LA MIGRAZIONE – «Io credo serva tenere separate le cose. Noi dobbiamo parlare di un film che è un gesto innanzitutto artistico. Faremmo un torto a Nour, a tutti noi, se pensassimo che questo film può diventare uno strumento per capire o per consegnarci qualche soluzione rispetto alla tragedia che si sta vivendo. Penso che dobbiamo stare sul pezzo, in qualche misura, e dobbiamo accettare l’idea che la responsabilità, se c’è una responsabilità storica e politica, è una responsabilità internazionale. Il grande assente è l’Europa. Noi siamo portati, anche geograficamente, a salvare le persone, perché noi siamo il ponte del Mediterraneo, noi siamo il molo».

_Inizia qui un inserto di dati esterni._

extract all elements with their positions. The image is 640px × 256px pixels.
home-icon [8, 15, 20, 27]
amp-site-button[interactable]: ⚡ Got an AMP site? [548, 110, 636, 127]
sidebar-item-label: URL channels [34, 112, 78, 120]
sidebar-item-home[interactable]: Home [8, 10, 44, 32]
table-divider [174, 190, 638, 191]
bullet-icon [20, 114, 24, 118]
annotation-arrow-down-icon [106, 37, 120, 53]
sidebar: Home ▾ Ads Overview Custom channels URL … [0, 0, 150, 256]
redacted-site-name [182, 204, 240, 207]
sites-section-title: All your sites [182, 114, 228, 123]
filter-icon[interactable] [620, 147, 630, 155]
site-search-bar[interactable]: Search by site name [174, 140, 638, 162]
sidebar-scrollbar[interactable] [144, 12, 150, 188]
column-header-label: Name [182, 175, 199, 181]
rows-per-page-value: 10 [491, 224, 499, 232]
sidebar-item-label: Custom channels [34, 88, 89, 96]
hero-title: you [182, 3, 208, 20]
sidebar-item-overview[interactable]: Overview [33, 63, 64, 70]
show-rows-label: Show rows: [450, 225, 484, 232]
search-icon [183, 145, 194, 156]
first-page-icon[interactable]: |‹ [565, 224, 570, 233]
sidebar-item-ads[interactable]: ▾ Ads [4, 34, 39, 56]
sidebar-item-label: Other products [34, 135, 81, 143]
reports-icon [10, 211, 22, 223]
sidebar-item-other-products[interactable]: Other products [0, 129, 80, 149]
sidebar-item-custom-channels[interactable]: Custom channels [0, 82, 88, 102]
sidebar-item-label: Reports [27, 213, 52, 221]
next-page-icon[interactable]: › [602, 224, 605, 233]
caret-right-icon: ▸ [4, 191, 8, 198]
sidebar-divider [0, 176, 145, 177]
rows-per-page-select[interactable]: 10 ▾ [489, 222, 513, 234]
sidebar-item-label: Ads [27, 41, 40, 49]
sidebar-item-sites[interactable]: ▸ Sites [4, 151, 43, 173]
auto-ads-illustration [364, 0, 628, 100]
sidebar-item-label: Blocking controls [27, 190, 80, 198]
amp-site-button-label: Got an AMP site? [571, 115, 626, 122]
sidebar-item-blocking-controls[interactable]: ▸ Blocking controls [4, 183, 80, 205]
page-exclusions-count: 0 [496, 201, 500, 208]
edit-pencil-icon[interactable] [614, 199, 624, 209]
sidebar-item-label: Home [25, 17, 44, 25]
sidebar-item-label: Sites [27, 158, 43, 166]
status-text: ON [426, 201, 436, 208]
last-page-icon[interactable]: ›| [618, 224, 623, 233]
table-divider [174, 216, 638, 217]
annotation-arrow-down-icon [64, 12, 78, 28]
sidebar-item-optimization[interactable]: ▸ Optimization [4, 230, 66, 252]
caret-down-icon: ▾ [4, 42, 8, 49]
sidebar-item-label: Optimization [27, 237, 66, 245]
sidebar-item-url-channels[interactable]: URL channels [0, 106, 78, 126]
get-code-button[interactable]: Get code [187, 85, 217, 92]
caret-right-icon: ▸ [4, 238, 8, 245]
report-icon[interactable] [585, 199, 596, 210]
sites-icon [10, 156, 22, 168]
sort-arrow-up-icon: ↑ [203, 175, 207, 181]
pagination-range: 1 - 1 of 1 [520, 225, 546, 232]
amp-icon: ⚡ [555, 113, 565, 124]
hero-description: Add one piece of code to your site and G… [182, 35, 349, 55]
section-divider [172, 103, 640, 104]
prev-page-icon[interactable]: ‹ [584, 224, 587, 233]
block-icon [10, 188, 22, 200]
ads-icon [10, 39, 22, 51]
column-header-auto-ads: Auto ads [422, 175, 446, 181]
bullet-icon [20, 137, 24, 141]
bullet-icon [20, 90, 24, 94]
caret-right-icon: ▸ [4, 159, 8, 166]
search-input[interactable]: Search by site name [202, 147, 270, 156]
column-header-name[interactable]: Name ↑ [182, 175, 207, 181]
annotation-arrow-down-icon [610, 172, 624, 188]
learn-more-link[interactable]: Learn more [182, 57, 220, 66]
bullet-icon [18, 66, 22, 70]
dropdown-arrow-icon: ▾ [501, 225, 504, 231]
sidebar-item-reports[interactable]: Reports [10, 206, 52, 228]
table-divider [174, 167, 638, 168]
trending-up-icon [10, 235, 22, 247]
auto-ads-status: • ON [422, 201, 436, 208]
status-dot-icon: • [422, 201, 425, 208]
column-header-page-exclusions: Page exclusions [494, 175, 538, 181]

Il regista Maurizio Zaccaro sul set.

GLI ITALIANI – «Il problema è complesso e atrocemente più serio, e non dobbiamo neanche cominciare a prendercela con quegli italiani che rivelano un atteggiamento ostile nei confronti di tutto questo. Non possiamo cadere in questa trappola. Perché se diamo una multa di 400 euro a un povero disgraziato che entra in un bar senza mascherina per prendere un caffè e poi accadono certe cose, il sentire comune – per quanto semplicistico – è quello. E dobbiamo tenerne conto, perché altrimenti sarebbe compiere un gesto di disonestà intellettuale. Questa è l’unica cosa para politica che mi sento di dire. Ma preferisco sempre parlare di arte».

Ancora Castellitto durante l’intervista.

IO E PIETRO – «Gli attori devono evocare, considerare il personaggio come vero, anche se la storia e il percorso di Bartolo non avrebbero bisogno del film. Il film è potente nella sua semplicità. Il compito degli artisti è consegnare una metafora, una parabola “evangelica”. Nour è la storia di un uomo che tende la mano e salva gli altri. Si chiede: “Si può svuotare il mare con un cucchiaino?”. No, però ci prova. Recitare Pietro è stato semplice, lui è un uomo molto discreto, si è presentato molto raramente sul set, non ha mai invaso più di tanto, anzi certe volte sembrava una specie di curioso che guardava le riprese».

Nour
Linda Mresy in un altro momento di Nour.

IO E NOUR – «Volevo mettere in scena un essere umano, non un medico. C’è un rapporto di paternità tra Bartolo e Nour, la bambina. C’è un momento quando lui parla del padre in cui Pietro diventa figlio e racconta un pezzo della sua adolescenza, della sua solitudine, di quella stringente, drammatica, povertà che ha unito quelle persone e quella gente. Nour è quasi un’orfana o forse è un’orfana, forse non ritroverà mai più la madre o forse la ritroverà, ma è un orfano anche Pietro. Perché sono tutti orfani davanti a quel mare. Siamo tutti orfani davanti a quel mare».